Ce qui manque fortement, c’est cette robuste proclamation de la primauté absolue de Jésus-Christ qui se trouve au cœur du Nouveau Testament et de la tradition apostolique. On n’entend aucune allusion, par exemple, à la déclaration de Jésus : « Je suis la Voie, la Vérité, la Vie. Personne ne vient au Père sinon par moi. » (Jn 14 6) Ou la confession, de Pierre : « C’est Jésus Christ la pierre que vous, les bâtisseurs, avez dédaignée, et qui est devenue la pierre d’angle. Car il n’y a pas sous le ciel d’autre nom donné aux hommes par lequel il nous faille être sauvés. « (Actes 4 11-12)
On cherche en vain la stupéfiante déclaration à la fin de l’hymne aux Philippiens que « Jésus Christ est Seigneur à la gloire de Dieu le Père » (Phil 2 11). La christologie tronquée qui sévit se tait – dans un silence embarrassé – sur « toutes choses ont été créées par Lui et pour Lui » et « en lui toutes choses subsistent » (Col 1 16-17) Et on ne comprend pas alors que l’intention entièrement salvifique de Diu pour l’univers est de « récapituler toutes choses dans le christ » (Eph 1 10) – une vision qui a inspiré d’innombrables générations de martyrs et de prêcheurs de la foi.
A la place, nous avons un Jésus sans sang fait à notre mesure, et non notre être incité par le Seigneur vivant à grandir vers cet « Homme parfait, dans la force de l’âge, qui réalise la plénitude du Christ. » (Eph 4 13)
Il n’est pas étonnant que malgré les exhortations papales de Paul VI à François à une « nouvelle évangélisation », le zèle missionnaire apparaisse très affaibli tandis que les « nones» au milieu de nous continuent à proliférer. Car si Jésus est juste une autre voix, colportant sa marchandise dans le désert séculier, qui va allumer le feu de la foi ?

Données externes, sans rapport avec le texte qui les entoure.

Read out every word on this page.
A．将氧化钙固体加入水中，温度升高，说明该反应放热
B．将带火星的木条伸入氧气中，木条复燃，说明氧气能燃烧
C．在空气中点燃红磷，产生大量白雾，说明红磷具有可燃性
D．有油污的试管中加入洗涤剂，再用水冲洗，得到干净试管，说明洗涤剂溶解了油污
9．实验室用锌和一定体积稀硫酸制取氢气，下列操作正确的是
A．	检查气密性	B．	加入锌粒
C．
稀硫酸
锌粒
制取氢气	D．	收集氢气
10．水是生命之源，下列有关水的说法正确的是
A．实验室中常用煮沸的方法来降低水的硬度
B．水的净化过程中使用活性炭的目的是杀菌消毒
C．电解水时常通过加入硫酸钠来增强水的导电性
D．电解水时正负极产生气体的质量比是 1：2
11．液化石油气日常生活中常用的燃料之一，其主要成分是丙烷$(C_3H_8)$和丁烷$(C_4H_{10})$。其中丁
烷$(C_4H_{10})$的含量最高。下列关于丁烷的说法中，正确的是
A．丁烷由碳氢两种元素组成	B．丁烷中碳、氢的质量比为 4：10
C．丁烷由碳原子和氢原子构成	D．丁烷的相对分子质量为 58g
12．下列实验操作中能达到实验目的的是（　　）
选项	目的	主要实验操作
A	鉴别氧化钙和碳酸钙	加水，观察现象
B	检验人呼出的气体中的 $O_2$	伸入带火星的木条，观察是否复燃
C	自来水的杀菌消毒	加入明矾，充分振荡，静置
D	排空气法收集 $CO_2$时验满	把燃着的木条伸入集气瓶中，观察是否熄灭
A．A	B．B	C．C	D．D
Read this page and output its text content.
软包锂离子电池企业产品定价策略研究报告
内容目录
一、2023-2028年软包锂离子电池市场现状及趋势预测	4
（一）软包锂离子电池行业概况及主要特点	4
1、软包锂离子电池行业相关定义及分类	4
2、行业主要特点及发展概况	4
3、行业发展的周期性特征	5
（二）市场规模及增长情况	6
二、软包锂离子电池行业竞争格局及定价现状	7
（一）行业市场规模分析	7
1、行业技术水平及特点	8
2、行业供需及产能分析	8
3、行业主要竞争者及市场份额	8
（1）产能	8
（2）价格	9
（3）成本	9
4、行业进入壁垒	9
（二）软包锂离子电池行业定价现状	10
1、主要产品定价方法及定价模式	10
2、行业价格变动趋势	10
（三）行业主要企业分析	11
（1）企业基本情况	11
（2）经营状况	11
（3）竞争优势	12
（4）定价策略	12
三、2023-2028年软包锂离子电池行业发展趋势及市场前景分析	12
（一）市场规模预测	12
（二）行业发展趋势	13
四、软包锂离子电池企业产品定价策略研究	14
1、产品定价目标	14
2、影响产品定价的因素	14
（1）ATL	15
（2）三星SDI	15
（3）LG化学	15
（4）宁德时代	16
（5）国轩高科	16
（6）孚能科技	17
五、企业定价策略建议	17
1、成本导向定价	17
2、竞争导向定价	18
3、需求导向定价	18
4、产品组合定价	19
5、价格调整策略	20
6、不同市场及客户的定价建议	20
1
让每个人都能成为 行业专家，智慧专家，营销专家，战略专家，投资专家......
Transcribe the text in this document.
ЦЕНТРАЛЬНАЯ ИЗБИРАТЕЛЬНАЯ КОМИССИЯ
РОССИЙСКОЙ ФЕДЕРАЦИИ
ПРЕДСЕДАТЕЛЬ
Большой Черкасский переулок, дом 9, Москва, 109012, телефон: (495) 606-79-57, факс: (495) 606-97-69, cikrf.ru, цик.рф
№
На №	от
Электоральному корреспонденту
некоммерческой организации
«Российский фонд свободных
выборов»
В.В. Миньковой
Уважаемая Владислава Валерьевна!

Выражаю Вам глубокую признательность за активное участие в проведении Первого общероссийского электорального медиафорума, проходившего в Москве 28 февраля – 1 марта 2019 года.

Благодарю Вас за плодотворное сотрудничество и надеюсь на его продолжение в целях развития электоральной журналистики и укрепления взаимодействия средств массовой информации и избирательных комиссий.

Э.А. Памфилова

Maintenant il arrive qu’au moment de l’ouverture du Concile, le théologien jésuite John Courtney Murray a donné une série de conférences à Yale, publiées plus tard sous le titre « The Problem of God ». Murray y a inséré un beau chapitre sur le développement de la doctrine dans la primitive Eglise.
Il a défendu, dans la prose brillante qui est la sienne, la légitimité de ce développement, en particulier le dogme du Concile de Nicée que le Seigneur Jésus Christ est « homoousios : consubstantiel avec le Père ». Il l’a fait en partie pour s’opposer au grand historien du protestantisme libéral, Adolf von Harnack qui critiquait la prétendue « hellénisation » de la simplicité de l’Evangile par la primitive Eglise. Et Murray n’a pas hésité pas à déclarer que la question-clé qui se pose au mouvement œcuménique naissant était celle-ci : « Que pensez-vous de homoousion ? » Est-ce que Nicée, d’une façon qui fait autorité, transmet et sauvegarde le sens authentique de l’Ecriture ?
Dans ces jours de grâce et pleins d’espérance, Murray pourrait poser la question dans une discussion œcuménique. Aujourd’hui, l’honnêteté exige que cela aussi soit posé à ceux qui continuent à s’identifier comme catholiques : « Que pensons-nous de homoousion ? »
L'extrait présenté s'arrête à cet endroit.